Don’t be alarmed! Not every post will be about video games.
Gaming at its finest.
With that said, earlier this year I beat a Playstation 3 game called Uncharted 2. It’s a third person adventure/puzzle/shooting game with a plot that resembles an Indiana Jones movie. This game is absolutely gigantic in scope. The game begins with Nathan Drake, a handsome, rugged young man who reminds me of myself. He’s stuck in a train car. This car is hanging vertically over the edge of a huge snow-covered rock face in the middle of the Himalayas. You have to climb out of the battered train car before it falls into the white abyss beneath you.
The game only continues in this vain. It takes you through collapsing buildings, tropical jungles, urban firefights, humongous caverns, exploding trains, duels with helicopters armed to the teeth, and many other amazing experiences. All the while you are stuck in a love triangle with two (fictional, I know…) beautiful women, looking for ancient treasures known to impart incredible amounts of power.
What’s not to like about this game? In a behind the scenes video, one of the game developers says that in each frame of the game the PS3 is rendering about 1.2 million polygons. Most games run at about 30 frames per second. You can do the math. Just to create one individual character, the developers use 80 thousand individual tiny shapes all put together! I was astounded when I heard this.
Having stayed up too late to beat the game, I was a little ashamed of myself and I began to wish that my life were as exciting Nathan Drake’s. Why couldn’t I be out doing exciting, heroic things? Instead, I was just staying up late, playing video games, living vicariously through the creations of other people, manipulating a bunch of 1’s and 0’s. Interestingly enough, I’ve found that I’m not alone in this desire.
A little after beating Uncharted 2, I read a book called A Million Miles in a Thousand Years, by Donald Miller. I’ve always enjoyed whatever he’s written, especially his New York Times best-selling Blue Like Jazz. In this book, Miller explains that over time he came to realize that his life was boring. He wasn’t too content with many things about himself. If his life were turned into a movie, it wouldn’t be an exciting one. Throughout the course of the book, we see Miller take various steps to improve the story that his life tells. He shows us that God has a story to tell through each of us.

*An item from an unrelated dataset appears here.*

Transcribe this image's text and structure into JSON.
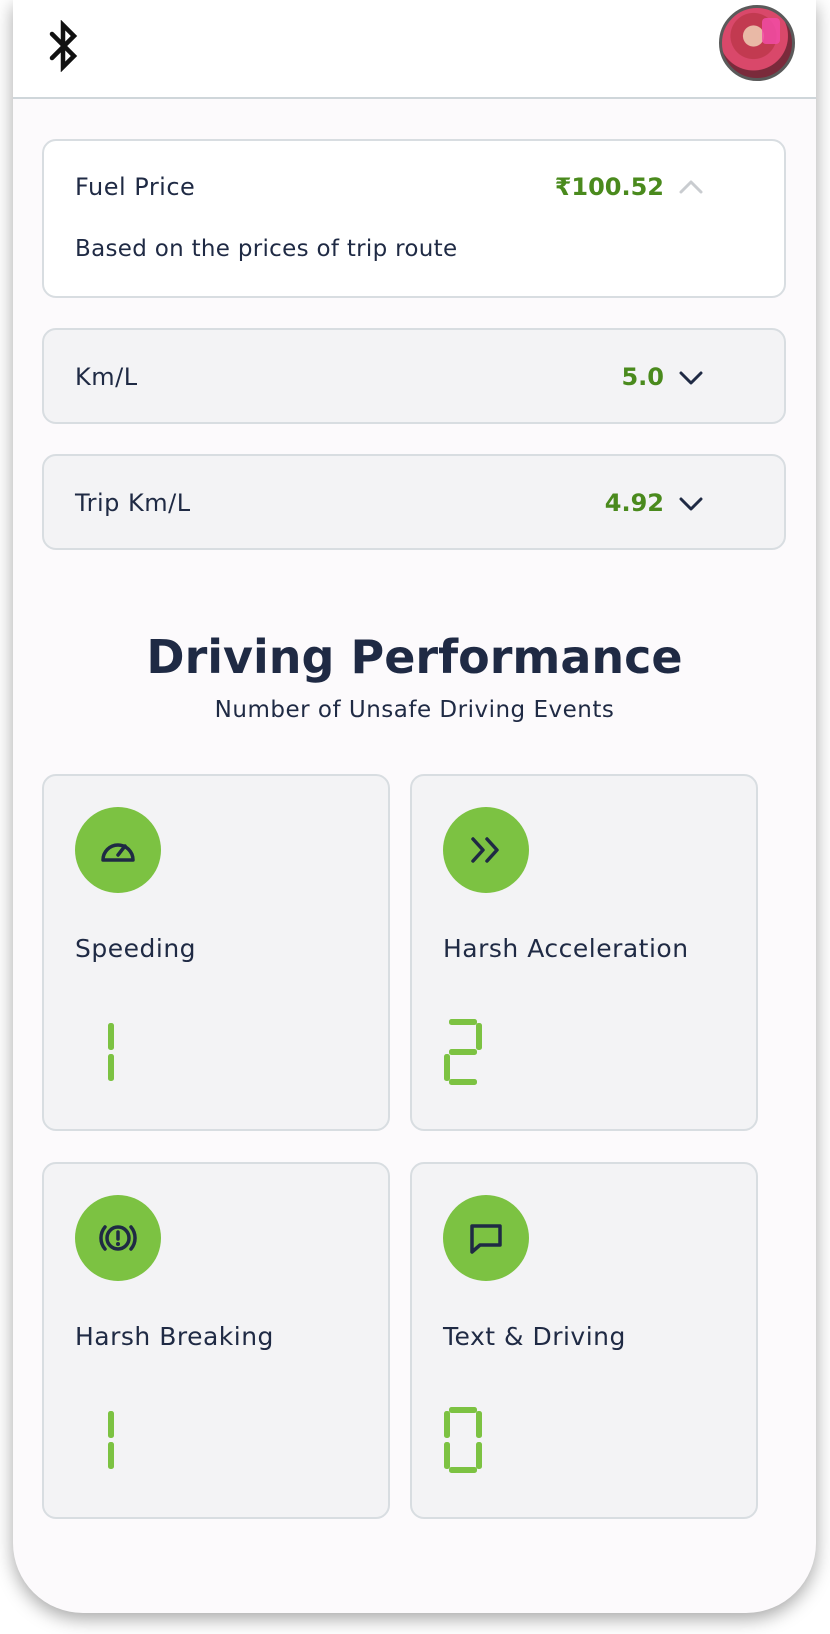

We all know what makes a good story. It has to have conflict. A character has to want something enough that they are willing to face difficult opposition in order to obtain it. You may disagree with my examples here, but some of the best stories told in books, film, or video games introduce us to people who face insurmountable odds and prevail, achieving their goals.
Look at Star Wars, Episode IV, for example. Just 30 Rebel fighters go on the offensive against the Death Star, a battle station the size of a small moon, to end the reign of the Empire. They fight against all odds to save others. In The Lord of the Rings a few Hobbits, men who are no bigger than a child, willingly journey past legions of Orcs into the bowels of Mordor, past a giant spider, to a firy volcano so they can destroy the One Ring, ending Sauron’s reign. We see this formula repeatedly in our most beloved stories: Harry Potter against Voldemort, Sarah Connor against The Terminator, Ellen Ripley against hundreds of flesh-eating acid blood-filled aliens, a few defenseless people against an island full of dinosaurs in Jurassic Park, and on and on…

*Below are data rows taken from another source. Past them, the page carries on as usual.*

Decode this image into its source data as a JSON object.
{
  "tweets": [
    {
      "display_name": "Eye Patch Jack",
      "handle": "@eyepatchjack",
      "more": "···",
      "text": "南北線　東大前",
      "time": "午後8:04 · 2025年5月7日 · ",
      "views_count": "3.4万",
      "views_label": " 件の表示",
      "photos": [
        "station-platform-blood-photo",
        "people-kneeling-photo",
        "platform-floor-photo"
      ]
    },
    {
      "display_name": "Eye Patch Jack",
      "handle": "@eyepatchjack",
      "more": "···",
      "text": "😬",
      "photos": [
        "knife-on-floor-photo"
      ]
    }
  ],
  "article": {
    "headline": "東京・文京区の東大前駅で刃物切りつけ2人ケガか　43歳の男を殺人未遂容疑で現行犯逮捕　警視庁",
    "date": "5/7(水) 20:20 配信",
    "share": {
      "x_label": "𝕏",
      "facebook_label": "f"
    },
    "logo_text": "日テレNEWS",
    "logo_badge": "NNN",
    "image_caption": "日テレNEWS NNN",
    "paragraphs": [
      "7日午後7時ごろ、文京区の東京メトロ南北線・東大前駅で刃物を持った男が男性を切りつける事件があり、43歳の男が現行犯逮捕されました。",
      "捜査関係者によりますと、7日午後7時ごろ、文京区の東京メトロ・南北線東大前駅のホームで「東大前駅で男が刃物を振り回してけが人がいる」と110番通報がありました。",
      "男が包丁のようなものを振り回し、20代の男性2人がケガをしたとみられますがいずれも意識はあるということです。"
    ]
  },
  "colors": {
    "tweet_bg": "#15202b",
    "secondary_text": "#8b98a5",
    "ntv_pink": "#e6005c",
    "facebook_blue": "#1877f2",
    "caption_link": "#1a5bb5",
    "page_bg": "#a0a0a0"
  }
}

Do I believe that our lives don’t have meaning unless we are about to die from wizards, Orcs, Stormtroopers, aliens, or terminators?
But there’s something we can learn from these stories, and even Uncharted 2.
Throughout the Bible we see God using the imagery of story. God knows how to create a good story. If you think about it, even the story of the Gospel matches the formulas of some of our best stories. It seems as though God is stacking the odds completely against himself. Why would he come to earth in the form of an ordinary man. Why not a powerful king? Why not the richest person alive? Why even come as a man at all? And yet God comes to us as Jesus, a man who hangs out with the losers of his day and tells us to serve one another if we want to be great.
And if that isn’t enough, Jesus dies at the end! How does this make sense? I thought God was the good guy, the one who wins? When we think all hope is lost, Jesus rises from the dead and conquers even the grave. Just like any good Oscar winner, Jesus’ story keeps us at the edge of our seat until the very end, wondering how things will turn out.
But story also matters in our lives.
Good movies, books, and video games ask us a question. Are we satisfied with the story of our own lives? Does the life we live excite us? Does it excite others? What is holding you back from living a life that tells an exciting story? What have you found that helps you live an exciting life? I’d love to hear your thoughts in the comment section below.
Don’t get me wrong, I’m not saying that we all need to do daring things or work in dangerous professions to live an exciting life. However, these stories do teach us that when we live a life not just for ourselves, when we set goals that affect other people, when we take risks to serve others, our lives gain significance. When we start to make choices like these, we begin to see how Jesus is the author and finisher of our faith.